Tak hanya itu, dalam buku Biografi KH Hasyim oleh Lathful Khuluk, KH Hasyim Asy’ari juga mendapat pengajaran dari pesantren kakeknya, ‘Pesantren Gedong’. Meskipun, saat usianya menginjak 15 tahun, ia memutuskan untuk hijrah ke pondok pesantren di Sidoarjo, Jawa timur, selama kurang lebih enam tahun.
Tak hanya memperdalam ilmu agama, di pesantren itu ia juga mendapatkan jodohnya yang merupakan putri dari seorang kiai. Melalui perjodohan, keduanya memutuskan menikah. Namun, selepas menikah dan pergi ke Makkah, KH Hasyim Asyari harus menelan pil pahit kehilangan istrinya selepas melahirkan.
Kembali ke Indonesia, dirinya kemudian memutuskan kembali ke Makkah bersama sang adik, walaupun, adiknya juga meninggal di Makkah. Meski demikian, KH Hasyim Asy’ari tetap menuntut ilmu dan memutuskan tinggal di sana, sembari ikut mengajar selama lebih kurang tujuh tahun, sebelum akhirnya kembali ke Indonesia dan mendirikan pesantren Tebu Ireng. Waktu beranjak, dirinya juga mendirikan Nahdlatul Ulama, salah satu organisasi terbesar di Indonesia saat ini.

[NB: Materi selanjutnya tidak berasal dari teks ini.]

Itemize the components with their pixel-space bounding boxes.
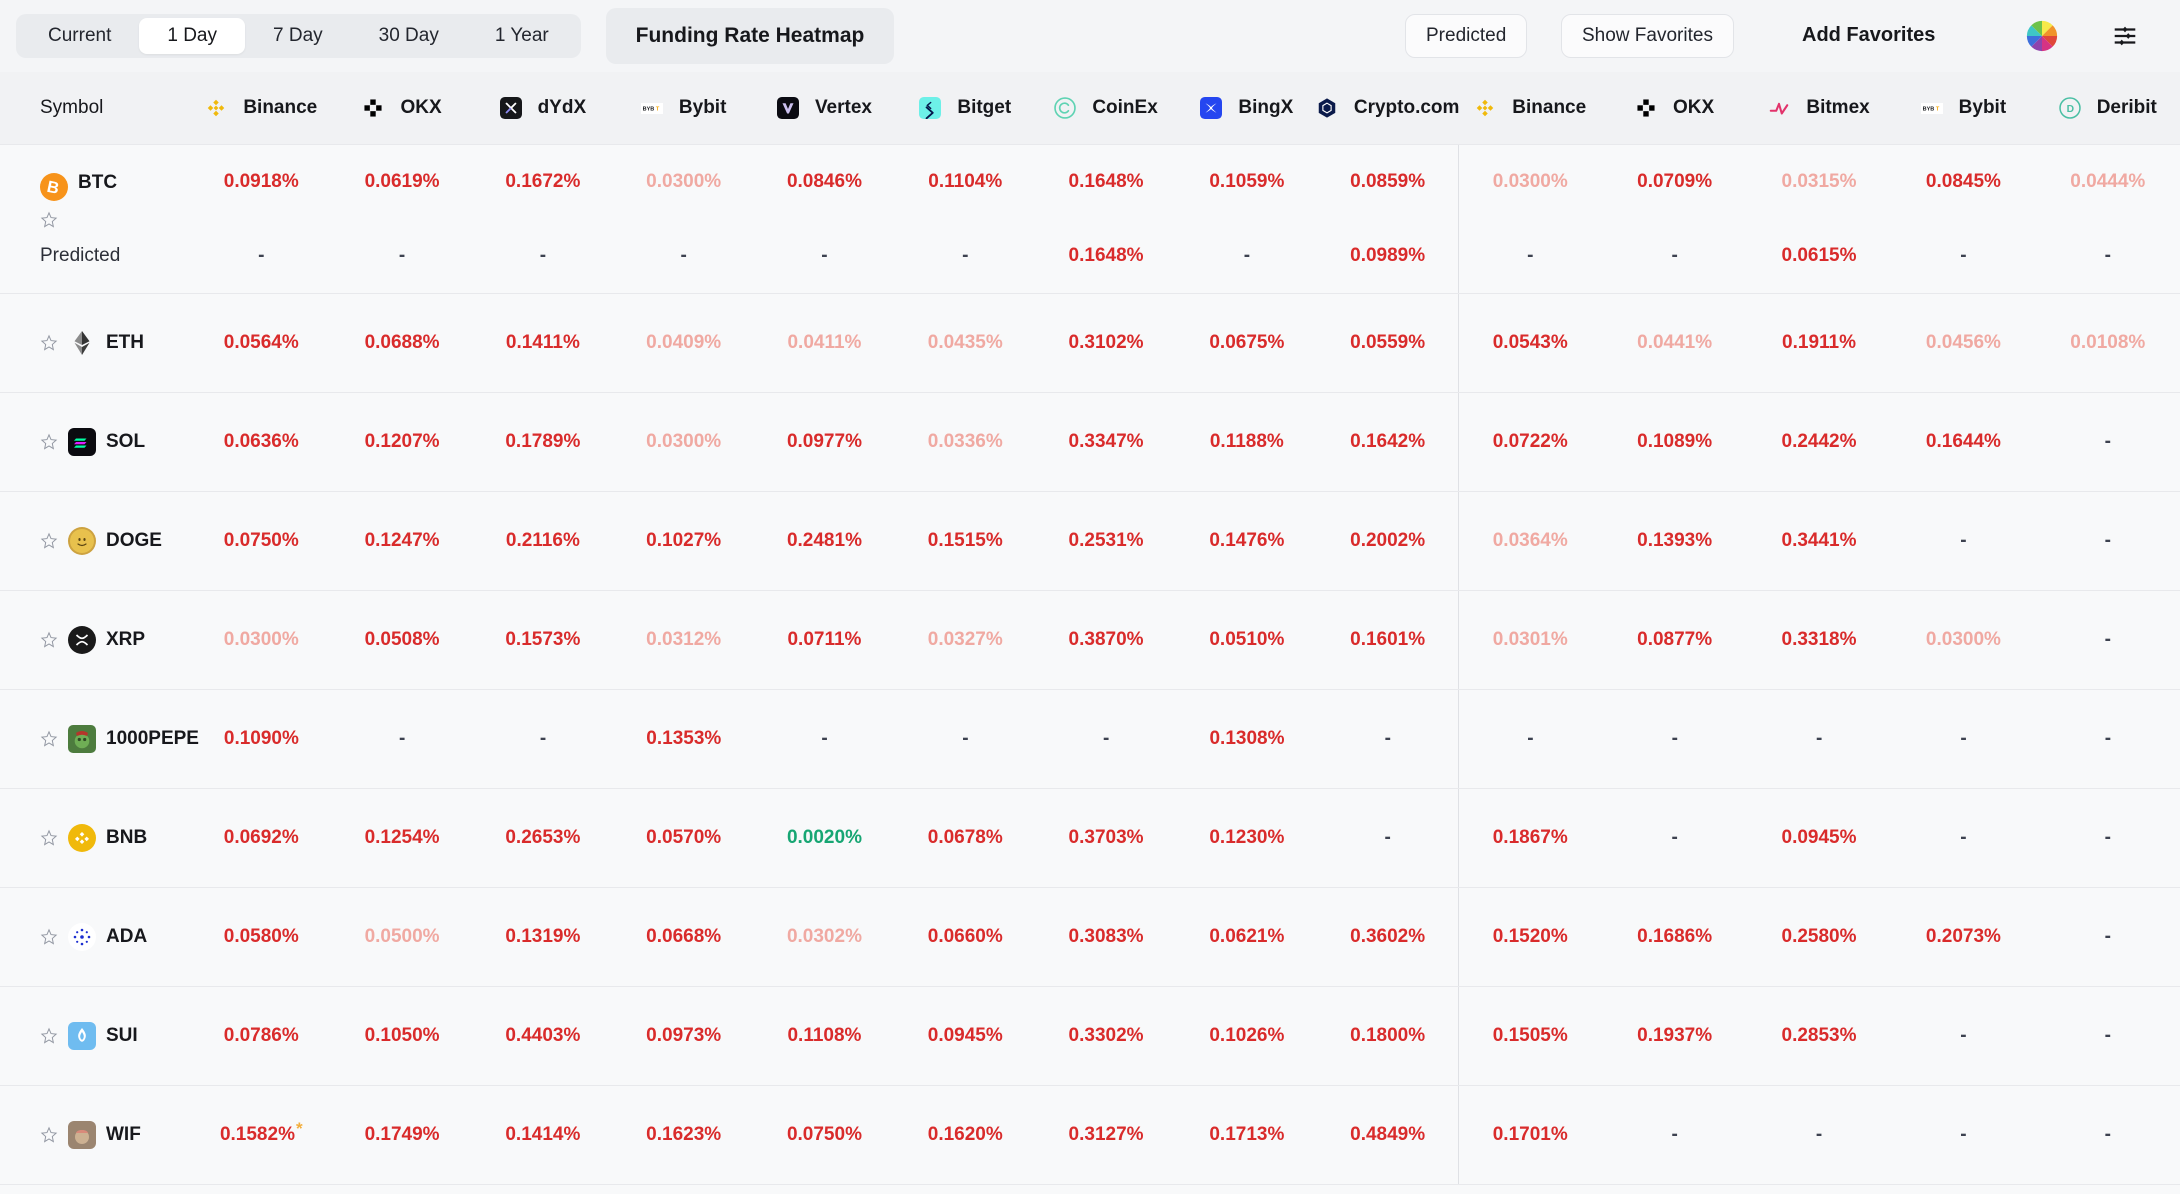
svg-text:BYB: BYB — [1922, 106, 1934, 112]
svg-text:D: D — [2066, 104, 2073, 115]
svg-text:BYB: BYB — [643, 106, 655, 112]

Perlu diketahui, perjuangan KH Hasyim Asy’ari tak hanya terbatas pada pendidikan. Dirinya juga menyerukan santri, pemuda dan golongan masyarakat untuk berjuang melawan penjajahan. Seruan itu, dikenal sebagai ‘Resolusi Jihad Fii Sabilillah’ yang terjadi tepat 75 tahun yang lalu, atau 22 Oktober 1945. Hari yang kini diputuskan pemerintah sebagai Hari Santri Nasional. Dalam revolusi itu, perjuangan pribumi semakin tangguh melawan kolonialisme. Puncaknya, terjadi pada 10 November 1945.